Şimdi gelelim AKP’nin dini alanla girdiği etkileşime…
AKP iktidara geldiğinde, “muhafazakar demokrat” bir siyaseti benimsediğini ve “milli görüş” gömleğini çıkardığını, devletin kuruluş ilkeleriyle, laik rejimle bir probleminin olmadığını kamuoyuna deklere etmişti. Bu anlamda seküler çevrelerin muhtemel tedirginlikleri ve endişeleri de kısmen giderilmiş, liberal kesimlerin de desteği arkaya alınmış, onların destek ve katkılarıyla AB nezdinde akredite edilme şansı elde edilmişti. Güçlü bir toplumsal destek, toplumun etkili çevreleriyle kurulan diyaloglar ve sağladıkları kısmi güven ülkedeki vesayet unsurlarını da etkisizleştirmişti. 2010’a kadar AB müktesebatıyla uyum çerçevesinde yapılan bir takım demokratik yasal düzenlemeler ve reformlar AKP iktidarını hem içeride ve hem de dışarıda itibarlı bir konuma taşıdı.
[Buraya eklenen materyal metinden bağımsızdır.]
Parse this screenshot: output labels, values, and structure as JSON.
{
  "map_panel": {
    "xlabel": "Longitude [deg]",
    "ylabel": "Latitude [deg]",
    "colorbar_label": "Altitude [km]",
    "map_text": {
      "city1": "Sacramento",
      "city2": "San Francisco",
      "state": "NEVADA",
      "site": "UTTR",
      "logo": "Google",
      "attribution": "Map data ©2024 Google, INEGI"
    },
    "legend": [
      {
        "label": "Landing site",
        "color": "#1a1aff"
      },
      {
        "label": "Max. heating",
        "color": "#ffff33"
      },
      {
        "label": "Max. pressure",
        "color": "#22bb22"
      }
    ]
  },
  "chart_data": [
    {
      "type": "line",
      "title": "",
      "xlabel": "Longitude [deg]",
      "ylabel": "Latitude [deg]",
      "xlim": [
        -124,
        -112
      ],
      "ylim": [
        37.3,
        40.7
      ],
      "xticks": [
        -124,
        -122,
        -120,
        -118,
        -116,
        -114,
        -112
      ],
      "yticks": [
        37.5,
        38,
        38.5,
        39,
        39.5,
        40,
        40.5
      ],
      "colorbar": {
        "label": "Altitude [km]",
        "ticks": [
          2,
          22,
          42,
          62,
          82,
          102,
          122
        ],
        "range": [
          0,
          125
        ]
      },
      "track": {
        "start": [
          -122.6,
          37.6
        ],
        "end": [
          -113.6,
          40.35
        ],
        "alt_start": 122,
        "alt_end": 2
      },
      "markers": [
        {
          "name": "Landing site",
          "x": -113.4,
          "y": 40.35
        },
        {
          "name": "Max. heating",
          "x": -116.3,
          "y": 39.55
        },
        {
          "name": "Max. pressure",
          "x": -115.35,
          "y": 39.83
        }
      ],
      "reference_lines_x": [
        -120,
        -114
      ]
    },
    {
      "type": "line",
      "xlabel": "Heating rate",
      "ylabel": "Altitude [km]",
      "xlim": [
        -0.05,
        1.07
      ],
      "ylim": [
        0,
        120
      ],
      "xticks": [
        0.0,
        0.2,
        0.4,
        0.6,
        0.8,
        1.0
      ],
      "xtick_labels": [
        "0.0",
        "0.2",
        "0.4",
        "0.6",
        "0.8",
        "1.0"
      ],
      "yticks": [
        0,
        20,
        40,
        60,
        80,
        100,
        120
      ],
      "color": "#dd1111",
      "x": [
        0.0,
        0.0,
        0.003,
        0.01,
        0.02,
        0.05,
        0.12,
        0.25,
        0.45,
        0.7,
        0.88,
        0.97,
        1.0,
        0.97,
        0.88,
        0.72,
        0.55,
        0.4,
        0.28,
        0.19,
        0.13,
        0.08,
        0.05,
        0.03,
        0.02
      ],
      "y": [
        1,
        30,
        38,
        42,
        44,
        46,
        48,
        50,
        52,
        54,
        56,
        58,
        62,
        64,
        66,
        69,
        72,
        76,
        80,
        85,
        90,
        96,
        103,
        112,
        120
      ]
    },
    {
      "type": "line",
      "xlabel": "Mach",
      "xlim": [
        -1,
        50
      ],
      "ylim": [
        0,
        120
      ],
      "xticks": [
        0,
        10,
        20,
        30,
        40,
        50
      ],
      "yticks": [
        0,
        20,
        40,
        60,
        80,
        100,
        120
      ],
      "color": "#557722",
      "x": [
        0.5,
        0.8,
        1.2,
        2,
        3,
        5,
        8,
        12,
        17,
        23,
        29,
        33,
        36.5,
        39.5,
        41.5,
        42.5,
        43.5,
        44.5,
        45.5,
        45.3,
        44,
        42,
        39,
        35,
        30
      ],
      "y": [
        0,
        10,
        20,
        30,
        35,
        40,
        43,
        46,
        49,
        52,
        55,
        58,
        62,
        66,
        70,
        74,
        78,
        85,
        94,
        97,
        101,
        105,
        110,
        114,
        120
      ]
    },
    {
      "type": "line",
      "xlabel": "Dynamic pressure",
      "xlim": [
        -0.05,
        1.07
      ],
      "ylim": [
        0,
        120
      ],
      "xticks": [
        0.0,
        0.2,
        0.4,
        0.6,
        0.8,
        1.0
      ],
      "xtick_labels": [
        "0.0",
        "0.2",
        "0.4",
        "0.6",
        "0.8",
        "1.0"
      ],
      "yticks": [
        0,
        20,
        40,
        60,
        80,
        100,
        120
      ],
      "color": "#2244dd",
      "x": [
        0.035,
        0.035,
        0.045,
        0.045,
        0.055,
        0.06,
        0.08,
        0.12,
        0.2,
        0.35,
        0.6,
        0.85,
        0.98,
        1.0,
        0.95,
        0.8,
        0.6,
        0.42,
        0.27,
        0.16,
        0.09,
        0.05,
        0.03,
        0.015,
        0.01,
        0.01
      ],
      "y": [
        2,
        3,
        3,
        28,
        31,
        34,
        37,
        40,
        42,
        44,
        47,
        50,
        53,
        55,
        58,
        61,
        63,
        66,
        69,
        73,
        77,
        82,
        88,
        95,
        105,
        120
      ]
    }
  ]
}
Dolayısıyla AKP’liler kelimenin hakkı için “muktedir” konumuna erişmişlerdi. İşte iktidarlar için bu eşik çok önemlidir. Üzerlerinde demoklesin kılıcı gibi sallanan vesayet rejimi önemli derecede etkisizleştirilmişti. Bu aşamadan sonra iktidar, yapmak istediklerini çok daha rahat bir şekilde realize edebilme kabiliyeti elde etti. Bu şartlar altında hiçbir çekinceye kapılmadan ülkeyi rahat bir şekilde vesayetsiz bir hukuk düzenine eriştirip içerdeki ihtilafları da kalıcı bir şekilde giderebilirdi. Bunu yapabilecek bir gücü, potansiyeli ve kudreti de vardı ama sağlıklı düşünebilecek, akledebilecek bir feraseti yoktu. Bu ferasetten neden mahrum kaldıklarını da geçmiş yazılarımda detaylı bir şekilde ifade etmiştim. İstanbul BŞ Belediyeciliğiyle başlayan çürüme Ankara’ya taşınmıştı. Bu haram iktibaslar metafizik duyguyu ve helal-haram hassasiyetini zayıflatmıştı.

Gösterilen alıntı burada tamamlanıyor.